Of course, Leo’s decision to cut ties with Juno isn’t as easy as he thinks it should be, and even though Juno has known Leo would have to marry again some day, that isn’t as easy to accept as perhaps it should be. These two have been in denial about their feelings for one another for so long that it seems they’ve actually started to believe that they’re nothing more than friends, and they have a lot of soul-searching to go through in order to realise the extent to which they’ve been fooling themselves. Juno has never understood just how much her abandonment by her parents has informed her attitude towards relationships, how her belief that nothing lasts has translated into words and actions which have led Leo to believe she’s not interested in anything permanent. And Leo’s disastrous first marriage has made him want to eschew passion and any serious entanglements, so he’s given off signals that he’s ‘untouchable’ and is not desirous of anything that involves real and deep emotions.
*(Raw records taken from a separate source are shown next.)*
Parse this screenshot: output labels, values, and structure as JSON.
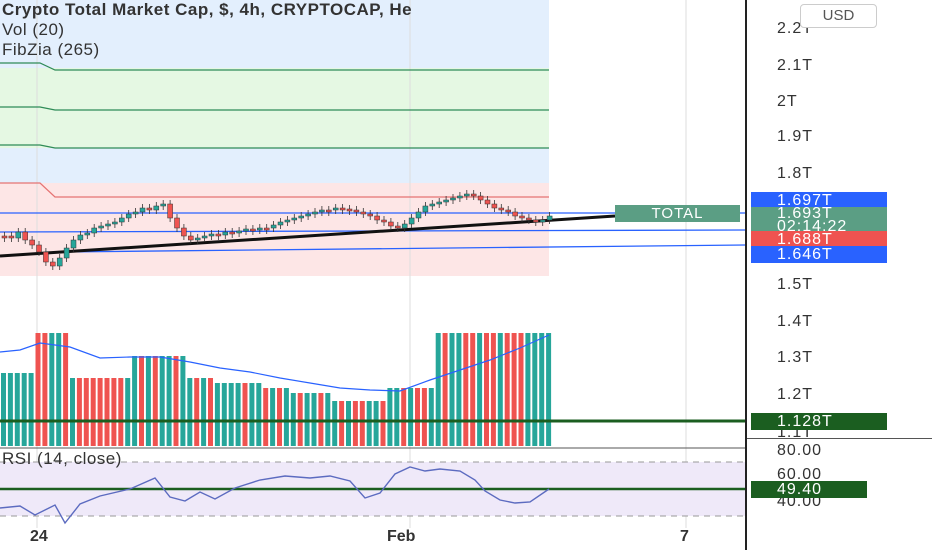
{
  "legend": {
    "title": "Crypto Total Market Cap, $, 4h, CRYPTOCAP, He",
    "volume": "Vol (20)",
    "fibzia": "FibZia (265)",
    "rsi": "RSI (14, close)"
  },
  "toolbar": {
    "currency_button": "USD"
  },
  "price_axis": {
    "labels": [
      "2.2T",
      "2.1T",
      "2T",
      "1.9T",
      "1.8T",
      "1.5T",
      "1.4T",
      "1.3T",
      "1.2T",
      "1.1T"
    ],
    "tags": {
      "upper_line": "1.697T",
      "last_price": "1.693T",
      "countdown": "02:14:22",
      "lower_line": "1.688T",
      "support_line": "1.646T",
      "volume_level": "1.128T"
    }
  },
  "rsi_axis": {
    "labels": [
      "80.00",
      "60.00",
      "40.00"
    ],
    "current": "49.40"
  },
  "time_axis": {
    "labels": [
      "24",
      "Feb",
      "7"
    ]
  },
  "symbol_label": "TOTAL",
  "colors": {
    "up": "#26a69a",
    "down": "#ef5350",
    "blue_line": "#2962ff",
    "green_tag": "#1b5e20",
    "total_tag": "#5b9e84"
  }
}
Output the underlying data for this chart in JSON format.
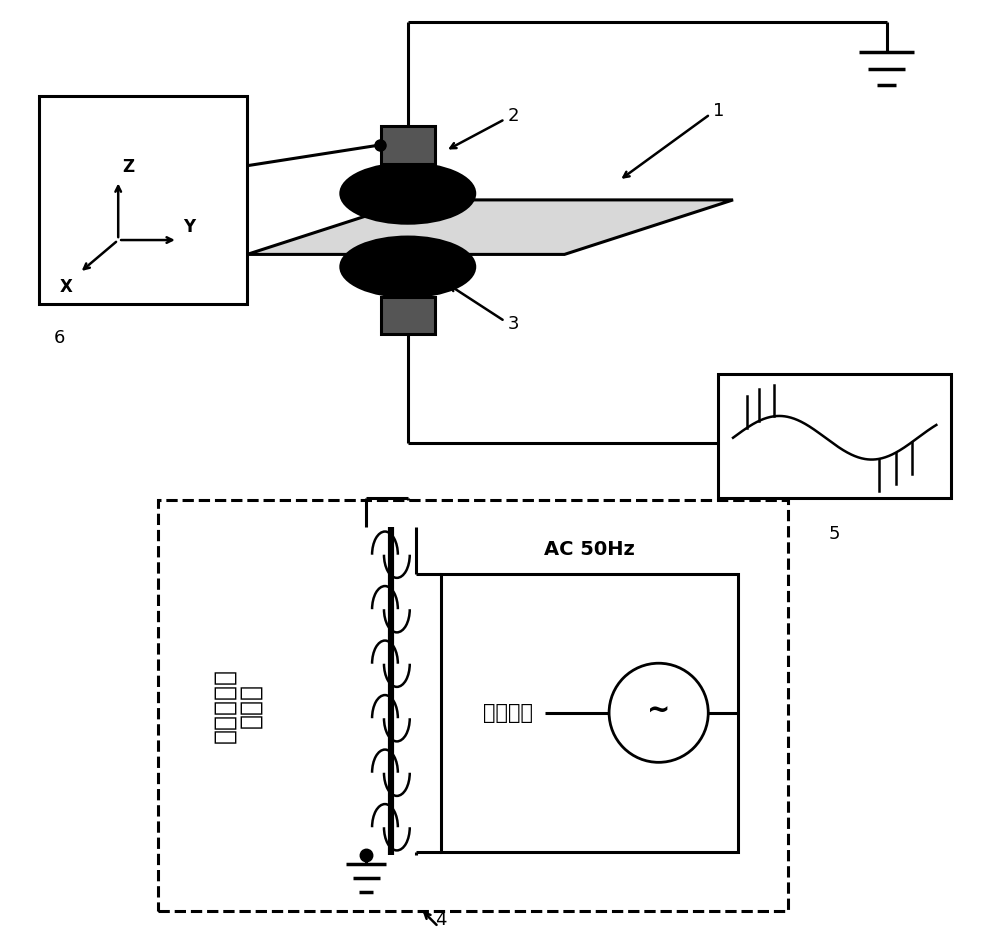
{
  "bg_color": "#ffffff",
  "line_color": "#000000",
  "ac_label": "AC 50Hz",
  "chinese_source": "可调电源",
  "chinese_generator": "高压发生器\n无局放",
  "plate_color": "#d8d8d8",
  "transducer_color": "#d0d0d0",
  "connector_color": "#555555"
}
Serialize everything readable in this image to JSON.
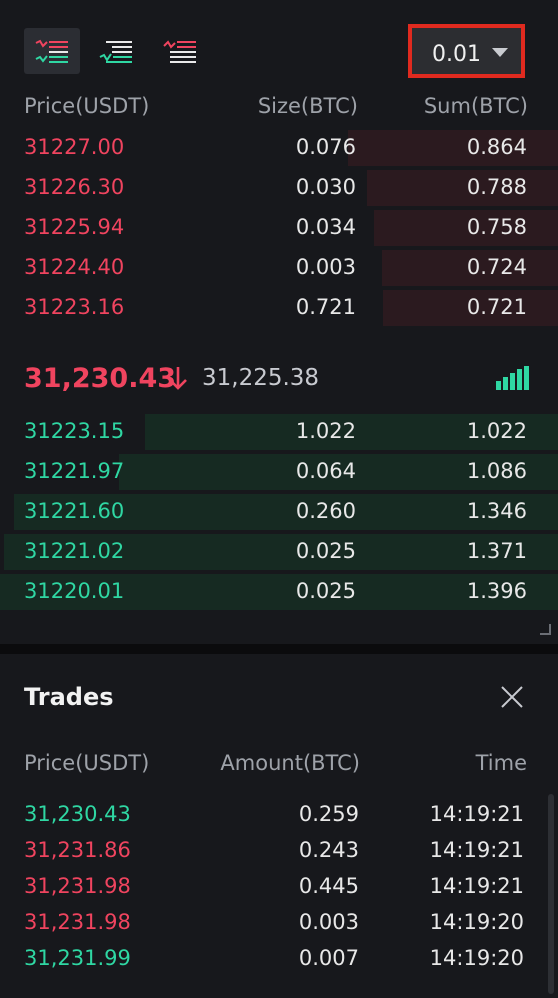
{
  "colors": {
    "ask": "#f0445f",
    "bid": "#2fd7a3",
    "highlight": "#e02a1f"
  },
  "toolbar": {
    "views": [
      {
        "icon": "orderbook-both-icon",
        "active": true
      },
      {
        "icon": "orderbook-bids-icon",
        "active": false
      },
      {
        "icon": "orderbook-asks-icon",
        "active": false
      }
    ],
    "precision": "0.01"
  },
  "orderbook": {
    "headers": {
      "price": "Price(USDT)",
      "size": "Size(BTC)",
      "sum": "Sum(BTC)"
    },
    "asks": [
      {
        "price": "31227.00",
        "size": "0.076",
        "sum": "0.864",
        "depth": 0.627
      },
      {
        "price": "31226.30",
        "size": "0.030",
        "sum": "0.788",
        "depth": 0.571
      },
      {
        "price": "31225.94",
        "size": "0.034",
        "sum": "0.758",
        "depth": 0.549
      },
      {
        "price": "31224.40",
        "size": "0.003",
        "sum": "0.724",
        "depth": 0.525
      },
      {
        "price": "31223.16",
        "size": "0.721",
        "sum": "0.721",
        "depth": 0.522
      }
    ],
    "last_price": "31,230.43",
    "last_direction": "down",
    "mark_price": "31,225.38",
    "bids": [
      {
        "price": "31223.15",
        "size": "1.022",
        "sum": "1.022",
        "depth": 0.74
      },
      {
        "price": "31221.97",
        "size": "0.064",
        "sum": "1.086",
        "depth": 0.787
      },
      {
        "price": "31221.60",
        "size": "0.260",
        "sum": "1.346",
        "depth": 0.975
      },
      {
        "price": "31221.02",
        "size": "0.025",
        "sum": "1.371",
        "depth": 0.993
      },
      {
        "price": "31220.01",
        "size": "0.025",
        "sum": "1.396",
        "depth": 1.0
      }
    ]
  },
  "trades": {
    "title": "Trades",
    "headers": {
      "price": "Price(USDT)",
      "amount": "Amount(BTC)",
      "time": "Time"
    },
    "rows": [
      {
        "price": "31,230.43",
        "amount": "0.259",
        "time": "14:19:21",
        "side": "buy"
      },
      {
        "price": "31,231.86",
        "amount": "0.243",
        "time": "14:19:21",
        "side": "sell"
      },
      {
        "price": "31,231.98",
        "amount": "0.445",
        "time": "14:19:21",
        "side": "sell"
      },
      {
        "price": "31,231.98",
        "amount": "0.003",
        "time": "14:19:20",
        "side": "sell"
      },
      {
        "price": "31,231.99",
        "amount": "0.007",
        "time": "14:19:20",
        "side": "buy"
      }
    ]
  }
}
It’s very rare for me, a hero-centric reader, to find that I like the heroine more than the hero in a romance, but this is one of those times. Juno is so very much herself, so lively and honest and interesting and I was pleased that the author found a way to portray her authentically and as a woman of her time. So many heroines in historical romances these days are social reformers, tavern or gambling-hell owners who gad about London with little regard for their reputations and act and speak in a manner more in keeping with the twenty-first century than the nineteenth, but Juno, despite her free-spirited nature, isn’t one of those. She knows she has to maintain a degree of respectability and operates within the social boundaries, which are perhaps a little more flexible because of the fact she’s not one of the social elite, but which are nonetheless very much present.

Leo is a witty, charming hero, but I found him harder to like to start with (not helped by the fact that he acts cruelly towards Juno on a couple of occasions.) There’s no doubt he’s constrained by duty and responsibility, and also by his own view that he needs his life not to be “messy”, but it wasn’t until the second half of the book that I really started to like him, once we started to see his more vulnerable, less pig-headed side, the real man beneath the veneer, the man who loved deeply and has never really stopped.
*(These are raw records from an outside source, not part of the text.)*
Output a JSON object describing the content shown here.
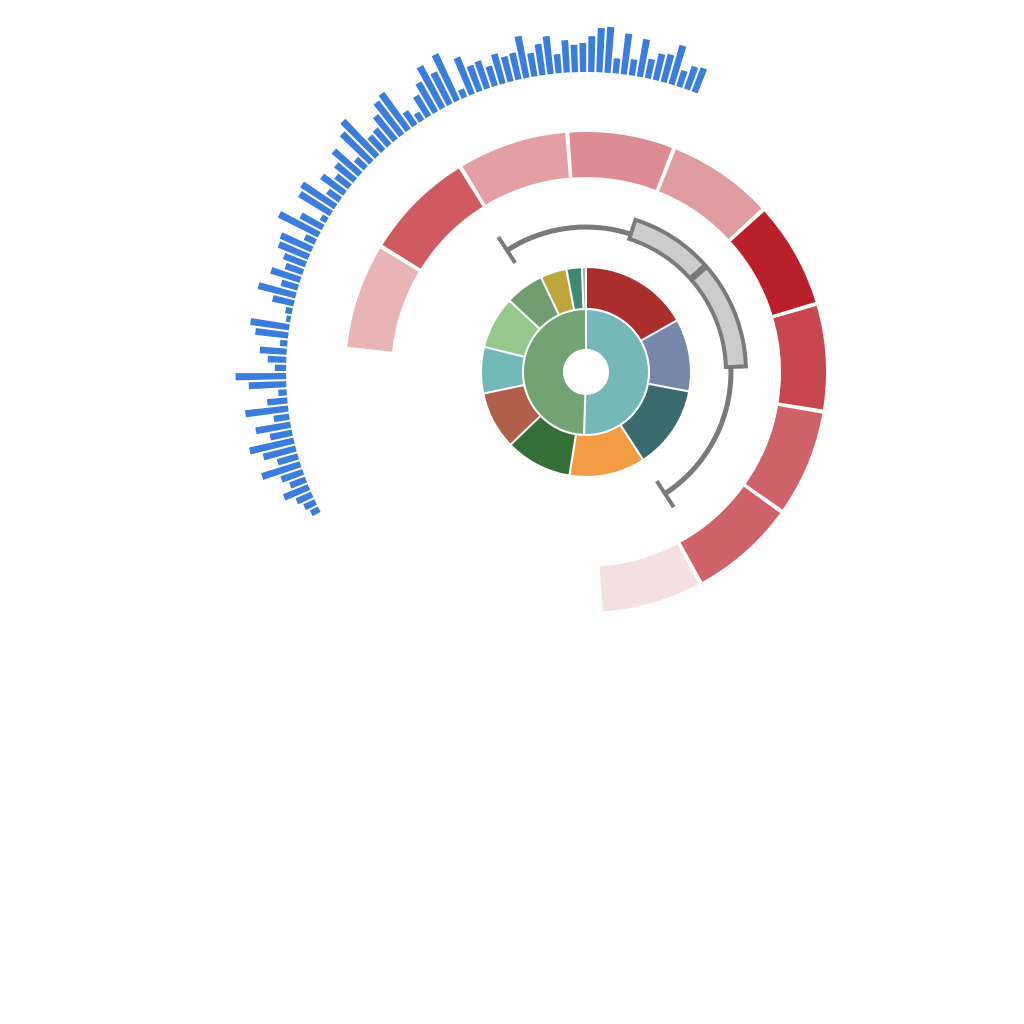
{
  "chart_data": {
    "type": "sunburst",
    "colors": {
      "background": "#ffffff",
      "radial_bars": "#3a7ddc",
      "bracket_stroke": "#7a7a7a",
      "bracket_fill": "#cccccc",
      "segment_stroke": "#ffffff"
    },
    "inner_ring": [
      {
        "value": 50.5,
        "color": "#75b8b9"
      },
      {
        "value": 49.5,
        "color": "#72a373"
      }
    ],
    "middle_ring": [
      {
        "value": 16.2,
        "color": "#a92e2c"
      },
      {
        "value": 10.8,
        "color": "#7688ab"
      },
      {
        "value": 12.4,
        "color": "#396b6f"
      },
      {
        "value": 11.3,
        "color": "#f39c43"
      },
      {
        "value": 9.9,
        "color": "#346f37"
      },
      {
        "value": 8.6,
        "color": "#b06048"
      },
      {
        "value": 6.9,
        "color": "#72b8b9"
      },
      {
        "value": 7.8,
        "color": "#95c98c"
      },
      {
        "value": 5.8,
        "color": "#709e70"
      },
      {
        "value": 3.9,
        "color": "#bfa63c"
      },
      {
        "value": 2.3,
        "color": "#3e8b75"
      },
      {
        "value": 0.6,
        "color": "#aaaaaa"
      }
    ],
    "outer_ring": [
      {
        "start_deg": 276,
        "end_deg": 301,
        "color": "#e8b4b5"
      },
      {
        "start_deg": 302,
        "end_deg": 328,
        "color": "#cf5a60"
      },
      {
        "start_deg": 329,
        "end_deg": 355,
        "color": "#e2a0a4"
      },
      {
        "start_deg": 356,
        "end_deg": 381,
        "color": "#dc8c92"
      },
      {
        "start_deg": 382,
        "end_deg": 407,
        "color": "#e09da1"
      },
      {
        "start_deg": 408,
        "end_deg": 433,
        "color": "#b9202a"
      },
      {
        "start_deg": 434,
        "end_deg": 459,
        "color": "#c8464d"
      },
      {
        "start_deg": 460,
        "end_deg": 485,
        "color": "#d0636a"
      },
      {
        "start_deg": 486,
        "end_deg": 511,
        "color": "#d0636a"
      },
      {
        "start_deg": 512,
        "end_deg": 536,
        "color": "#f5e0e1"
      }
    ],
    "bracket": {
      "start_deg": 327,
      "end_deg": 507,
      "highlight_segments": [
        {
          "start_deg": 378,
          "end_deg": 408
        },
        {
          "start_deg": 409,
          "end_deg": 448
        }
      ]
    },
    "radial_bars": {
      "start_deg": 242,
      "end_deg": 382,
      "values": [
        0.16,
        0.22,
        0.3,
        0.48,
        0.3,
        0.41,
        0.72,
        0.38,
        0.6,
        0.81,
        0.4,
        0.63,
        0.28,
        0.77,
        0.36,
        0.15,
        0.67,
        0.9,
        0.2,
        0.33,
        0.48,
        0.13,
        0.59,
        0.7,
        0.08,
        0.12,
        0.39,
        0.69,
        0.31,
        0.55,
        0.33,
        0.42,
        0.58,
        0.61,
        0.21,
        0.8,
        0.45,
        0.12,
        0.66,
        0.72,
        0.27,
        0.51,
        0.31,
        0.44,
        0.63,
        0.24,
        0.73,
        0.88,
        0.35,
        0.38,
        0.56,
        0.74,
        0.81,
        0.3,
        0.17,
        0.43,
        0.61,
        0.85,
        0.64,
        0.92,
        0.16,
        0.71,
        0.49,
        0.52,
        0.37,
        0.55,
        0.46,
        0.49,
        0.76,
        0.42,
        0.56,
        0.68,
        0.34,
        0.58,
        0.49,
        0.52,
        0.64,
        0.79,
        0.82,
        0.27,
        0.73,
        0.29,
        0.68,
        0.35,
        0.48,
        0.51,
        0.72,
        0.3,
        0.43,
        0.46
      ]
    }
  }
}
Mia Vincy is a terrific writer – in fact, she’s one of the handful of writers of historical romance I still read – who knows how to craft interesting, well-developed characters and imbue them with warmth and charm, and to introduce conflict into a story in a way that is dictated by the characters rather than any particular plotline. I liked Juno and Leo individually and as a couple and I enjoyed the book as a whole, but the pacing is on the slow side, especially in the first half, and the second seemed like a race to the finish. I also can’t deny that this is one of those stories that couldn’t exist if the protagonists had just had a simple conversation, and came away thinking that perhaps it might have worked better as a novella.
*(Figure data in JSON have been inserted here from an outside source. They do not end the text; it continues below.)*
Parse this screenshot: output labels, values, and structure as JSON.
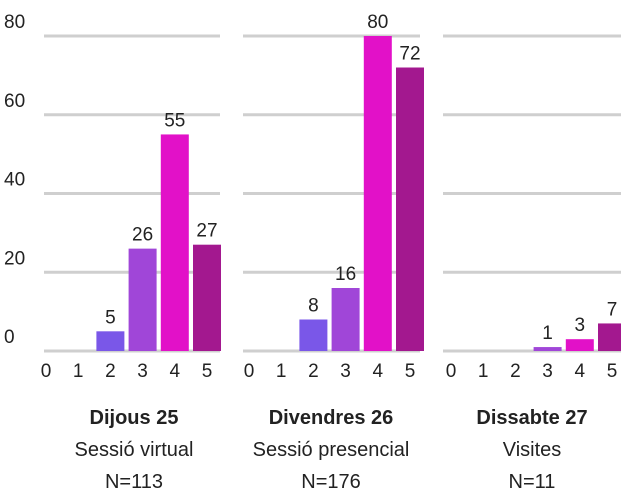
{
  "chart_data": {
    "type": "bar",
    "ylim": [
      0,
      80
    ],
    "yticks": [
      0,
      20,
      40,
      60,
      80
    ],
    "categories": [
      "0",
      "1",
      "2",
      "3",
      "4",
      "5"
    ],
    "grid": true,
    "colors": [
      "#7a57e8",
      "#7a57e8",
      "#7a57e8",
      "#a046d8",
      "#e211c8",
      "#a3188f"
    ],
    "panels": [
      {
        "title": "Dijous 25",
        "subtitle": "Sessió virtual",
        "n": "N=113",
        "values": [
          0,
          0,
          5,
          26,
          55,
          27
        ]
      },
      {
        "title": "Divendres 26",
        "subtitle": "Sessió presencial",
        "n": "N=176",
        "values": [
          0,
          0,
          8,
          16,
          80,
          72
        ]
      },
      {
        "title": "Dissabte 27",
        "subtitle": "Visites",
        "n": "N=11",
        "values": [
          0,
          0,
          0,
          1,
          3,
          7
        ]
      }
    ]
  }
}
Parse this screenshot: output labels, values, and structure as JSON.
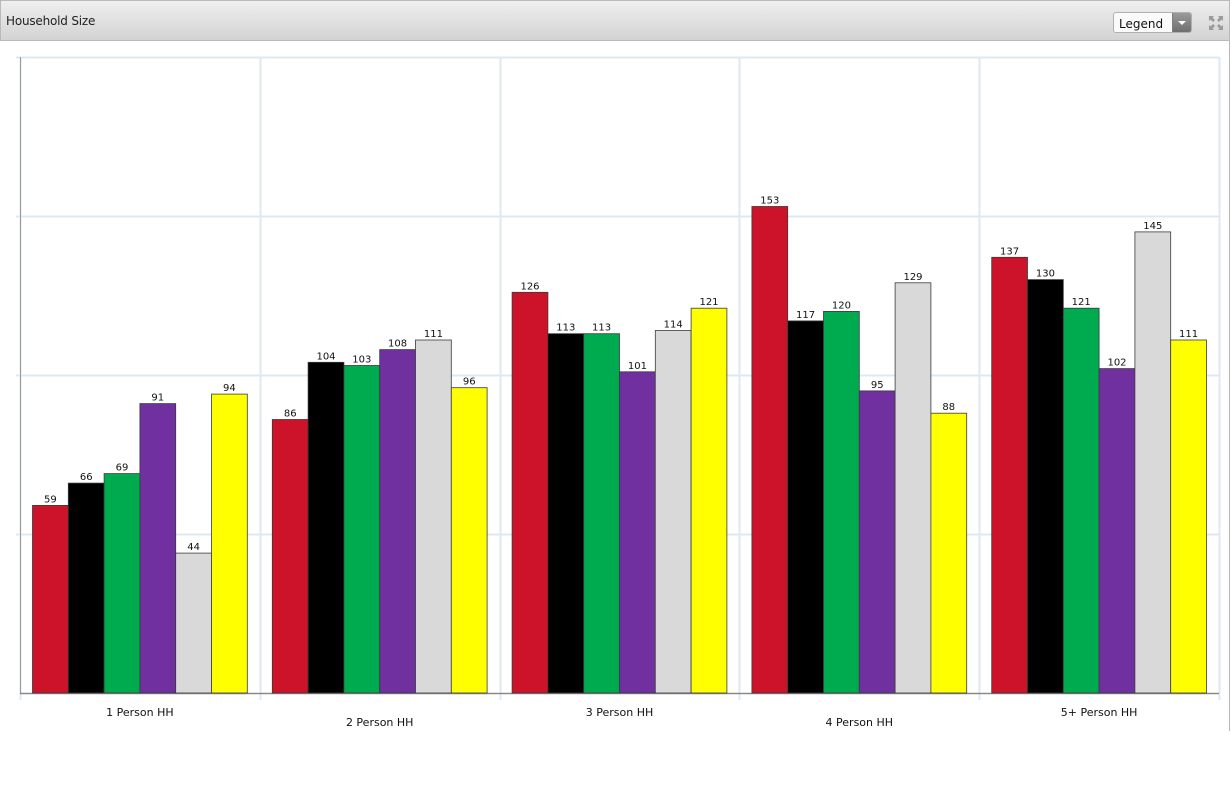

That said, getting to listen to Kate Reading for eleven hours can never be a bad thing! As I’ve gravitated away from m/f romances, I’ve listened to her less frequently than I used to, but she’s every bit as good as I remember, and delivers a consistently excellent performance here. Her portrayal of Juno is especially good, really capturing the character’s zest for life and generous spirit, and Leo sounds exactly as he should, complete with that slight aristocratic drawl and deadpan delivery of witticisms Ms. Reading is so very good at. She’s equally good when it comes to conveying the true emotions motivating the characters – despair, anguish, passion – and at creating and clearly differentiating a large-ish secondary cast which includes stuffy old Earls, gossipy (and vindictive) matrons, proper young ladies and a wonderfully louche former soldier – who happens to be Leo’s half-brother.

A Scandalous Kind of Duke isn’t my favourite book by this author and lacks the humour and vitality of the other books in the Longhope Abbey series, but Kate Reading’s performance kept me engaged through the slower parts, and if you, like me, miss the days of really good historical romance (in which the word ‘historical’ was not so often ignored) then this one might be a good bet.